I found that if I use tokenizer for BERT,and decode some sentence with [MASK] before ‘.’,it would gain an additional idx 13
like this:
tokenizer = AlbertTokenizer.from_pretrained('albert-base-v2') inputs = tokenizer("The capital of France is [MASK].", return_tensors="pt")
the ‘input_ids’ would be:
tensor([[ 2, 14, 1057, 16, 714, 25, 4, 13, 9, 3]])
4 refers to [MASK], 9 refers to ‘.’, but 13 refers to None
this would be happen when [MASK] is before ‘.’
is there something wrong?

You don’t generally mask works by replacing the text of the word with “[MASK]”. You usually encode the text firest “The capital of France is Paris.” and then replace the token for Paris with the Mask token. Perhaps that’s the reason for the addition of toke 13?

1 Like

I am not sure what the cause is for this. So in sentencepiece you typically have a special character before the subword token. In this case, apparently 13 in vocab is the empty token . I am not sure why it is needed in this case though. For those who want to try stuff out, here is a MVCE:

from transformers import AlbertTokenizer

tokenizer = AlbertTokenizer.from_pretrained('albert-base-v2')
inputs = tokenizer.encode("The capital of France is [MASK].")
print(inputs)
# [2, 14, 1057, 16, 714, 25, 4, 13, 9, 3]
print(tokenizer.convert_ids_to_tokens(inputs))
# ['[CLS]', '▁the', '▁capital', '▁of', '▁france', '▁is', '[MASK]', '▁', '.', '[SEP]']
print(tokenizer.decode(inputs))
# [CLS] the capital of france is[MASK].[SEP]

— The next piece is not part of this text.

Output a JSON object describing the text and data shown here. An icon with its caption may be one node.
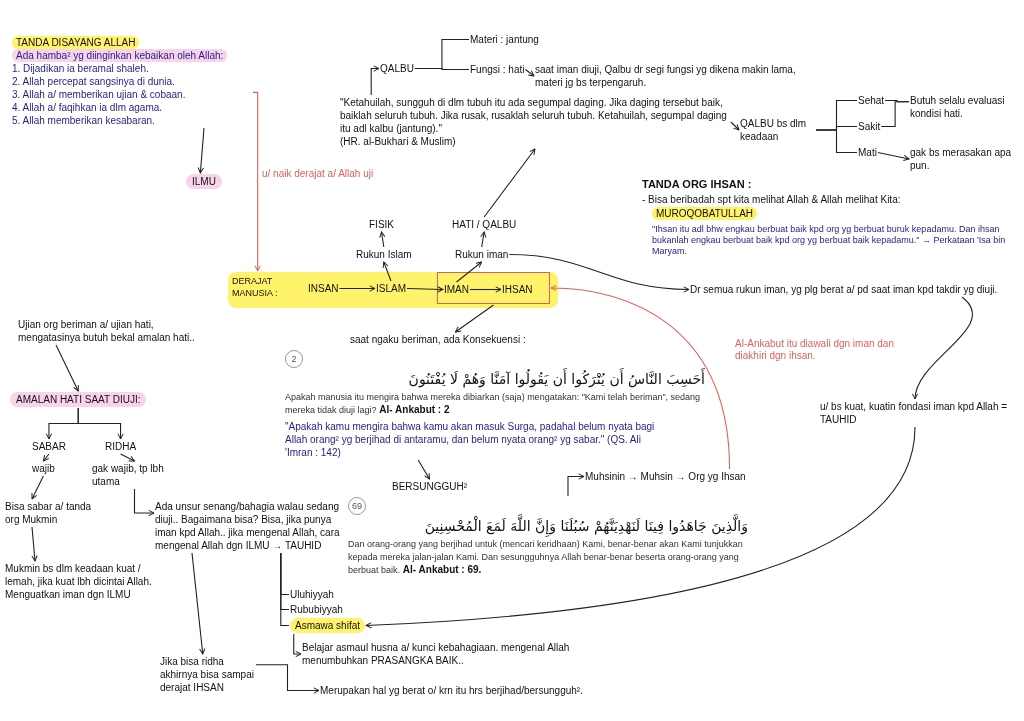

Perhaps @lysandre (ALBERT) or @mfuntowicz (tokenizers) have an idea.

If anything I’d expect the ‘_’ token to appear before rather than after ‘[MASK]’. i.e

from transformers import AlbertTokenizer

tokenizer = AlbertTokenizer.from_pretrained('albert-base-v2')
inputs = tokenizer.encode("The capital of France is Paris.")
print(inputs)
# [2, 14, 1057, 16, 714, 25, 1162, 9, 3]
print(tokenizer.convert_ids_to_tokens(inputs))
# ['[CLS]', '▁the', '▁capital', '▁of', '▁france', '▁is', '▁paris', '.', '[SEP]']
print(tokenizer.decode(inputs))
# [CLS] the capital of france is paris.[SEP]

I suspect it’s something to do with the fact that [MASK] is a special, all other word tokens will start with _. Perhaps there’s a bug where ’ [MASK]’ maps to ‘[MASK]’, ‘_’ rather than ‘_’ ,’[MASK]’?

Or perhaps it’s just not supported (tokenising text which actually contains literal specials?)

this would be a solution.
but how to say the tutorial shows in https://huggingface.co/transformers/model_doc/albert.html?

This behavior is also present in other models, e.g. in xlm-roberta-base where a token with id 6 is injected. The token is empty string '', which can be quite confusing. This bug should be addressed or at least it should be indicated that placing mask tokens is not recommended.